How to stream Responses API output
Quick answer
Use the
OpenAI Python SDK's chat.completions.create method with stream=True to receive streamed output chunks. Iterate over the returned async or sync generator to process tokens as they arrive for real-time streaming.PREREQUISITES
Python 3.8+OpenAI API key (free tier works)pip install openai>=1.0
Setup
Install the official openai Python package version 1.0 or higher and set your OpenAI API key as an environment variable.
- Install package:
pip install openai - Set environment variable in your shell:
export OPENAI_API_KEY='your_api_key'(Linux/macOS) orsetx OPENAI_API_KEY "your_api_key"(Windows)

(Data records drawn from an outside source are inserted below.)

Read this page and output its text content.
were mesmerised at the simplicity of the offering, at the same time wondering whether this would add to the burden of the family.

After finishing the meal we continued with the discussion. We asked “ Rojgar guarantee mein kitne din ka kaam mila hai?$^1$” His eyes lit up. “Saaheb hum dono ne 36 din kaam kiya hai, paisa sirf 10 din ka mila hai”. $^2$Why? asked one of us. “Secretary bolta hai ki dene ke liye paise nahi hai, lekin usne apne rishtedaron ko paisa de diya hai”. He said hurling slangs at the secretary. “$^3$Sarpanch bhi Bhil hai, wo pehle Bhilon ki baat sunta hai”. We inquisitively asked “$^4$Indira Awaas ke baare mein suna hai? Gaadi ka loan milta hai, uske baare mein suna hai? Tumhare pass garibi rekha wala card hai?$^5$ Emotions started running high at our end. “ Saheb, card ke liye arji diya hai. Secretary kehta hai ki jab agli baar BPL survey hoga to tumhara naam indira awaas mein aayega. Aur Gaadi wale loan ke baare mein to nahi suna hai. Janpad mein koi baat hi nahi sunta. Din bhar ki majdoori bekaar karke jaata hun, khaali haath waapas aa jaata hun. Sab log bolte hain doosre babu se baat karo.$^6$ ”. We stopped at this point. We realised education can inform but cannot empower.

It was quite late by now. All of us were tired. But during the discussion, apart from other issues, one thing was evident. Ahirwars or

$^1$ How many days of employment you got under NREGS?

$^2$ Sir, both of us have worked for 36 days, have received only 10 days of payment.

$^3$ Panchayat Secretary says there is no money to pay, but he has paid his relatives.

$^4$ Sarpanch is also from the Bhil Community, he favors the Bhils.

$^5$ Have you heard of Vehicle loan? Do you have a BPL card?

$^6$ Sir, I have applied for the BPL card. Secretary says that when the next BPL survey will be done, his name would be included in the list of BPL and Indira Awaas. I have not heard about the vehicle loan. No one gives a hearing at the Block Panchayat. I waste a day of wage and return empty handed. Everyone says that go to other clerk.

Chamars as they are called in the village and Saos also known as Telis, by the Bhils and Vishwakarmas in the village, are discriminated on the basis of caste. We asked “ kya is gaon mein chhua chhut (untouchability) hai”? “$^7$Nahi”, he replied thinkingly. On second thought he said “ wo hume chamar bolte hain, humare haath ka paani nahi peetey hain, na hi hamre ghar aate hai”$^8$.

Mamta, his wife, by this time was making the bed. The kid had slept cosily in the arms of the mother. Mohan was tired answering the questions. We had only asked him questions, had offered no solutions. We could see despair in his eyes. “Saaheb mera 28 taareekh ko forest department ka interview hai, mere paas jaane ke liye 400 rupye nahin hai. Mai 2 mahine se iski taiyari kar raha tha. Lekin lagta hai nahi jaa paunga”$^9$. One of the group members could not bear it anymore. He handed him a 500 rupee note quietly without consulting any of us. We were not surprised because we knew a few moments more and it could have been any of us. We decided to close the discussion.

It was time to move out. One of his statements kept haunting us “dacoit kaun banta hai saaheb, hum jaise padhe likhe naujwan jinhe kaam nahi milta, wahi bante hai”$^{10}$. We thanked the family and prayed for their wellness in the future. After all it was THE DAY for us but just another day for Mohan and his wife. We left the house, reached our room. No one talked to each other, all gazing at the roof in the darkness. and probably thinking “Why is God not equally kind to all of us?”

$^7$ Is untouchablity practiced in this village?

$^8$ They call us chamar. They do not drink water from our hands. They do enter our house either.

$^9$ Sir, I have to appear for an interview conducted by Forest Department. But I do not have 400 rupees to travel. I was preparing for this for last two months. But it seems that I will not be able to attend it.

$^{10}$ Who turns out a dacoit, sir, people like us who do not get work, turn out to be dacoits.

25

pip install openai Step by step
This example demonstrates synchronous streaming of a chat completion using the gpt-4o-mini model. The stream=True parameter enables streaming, and the code iterates over chunks to print tokens as they arrive.
import os
from openai import OpenAI
client = OpenAI(api_key=os.environ["OPENAI_API_KEY"])
messages = [
{"role": "user", "content": "Tell me a short story about a robot."}
]
stream = client.chat.completions.create(
model="gpt-4o-mini",
messages=messages,
stream=True
)
print("Streaming response:")
for chunk in stream:
token = chunk.choices[0].delta.content
if token:
print(token, end="", flush=True)
print() output
Streaming response: Once upon a time, there was a curious robot named R2 who dreamed of exploring the stars.
Common variations
You can also use asynchronous streaming with async for in an async function. Change the model to gpt-4o-mini or others as needed. Streaming works similarly for completions and chat completions.
import os
import asyncio
from openai import OpenAI
client = OpenAI(api_key=os.environ["OPENAI_API_KEY"])
async def async_stream():
messages = [{"role": "user", "content": "Explain quantum computing in simple terms."}]
stream = await client.chat.completions.create(
model="gpt-4o-mini",
messages=messages,
stream=True
)
print("Async streaming response:")
async for chunk in stream:
token = chunk.choices[0].delta.content
if token:
print(token, end="", flush=True)
print()
if __name__ == "__main__":
asyncio.run(async_stream()) output
Async streaming response: Quantum computing is a new type of computing that uses quantum bits, or qubits, to solve problems faster than traditional computers.
Troubleshooting
- If streaming does not start, verify your API key is set correctly in
OPENAI_API_KEY. - If you get empty tokens, ensure your model supports streaming (e.g.,
gpt-4o-mini). - For network issues, check your internet connection and retry.
- Use
flush=Trueinprintto avoid buffering delays.
Key Takeaways
- Use
stream=Trueinchat.completions.createto enable streaming output. - Iterate over the returned generator to process tokens as they arrive for real-time display.
- Async streaming requires an
asyncfunction andasync foriteration. - Always set your API key in
os.environ["OPENAI_API_KEY"]for authentication. - Use models like
gpt-4o-minithat support streaming for best results.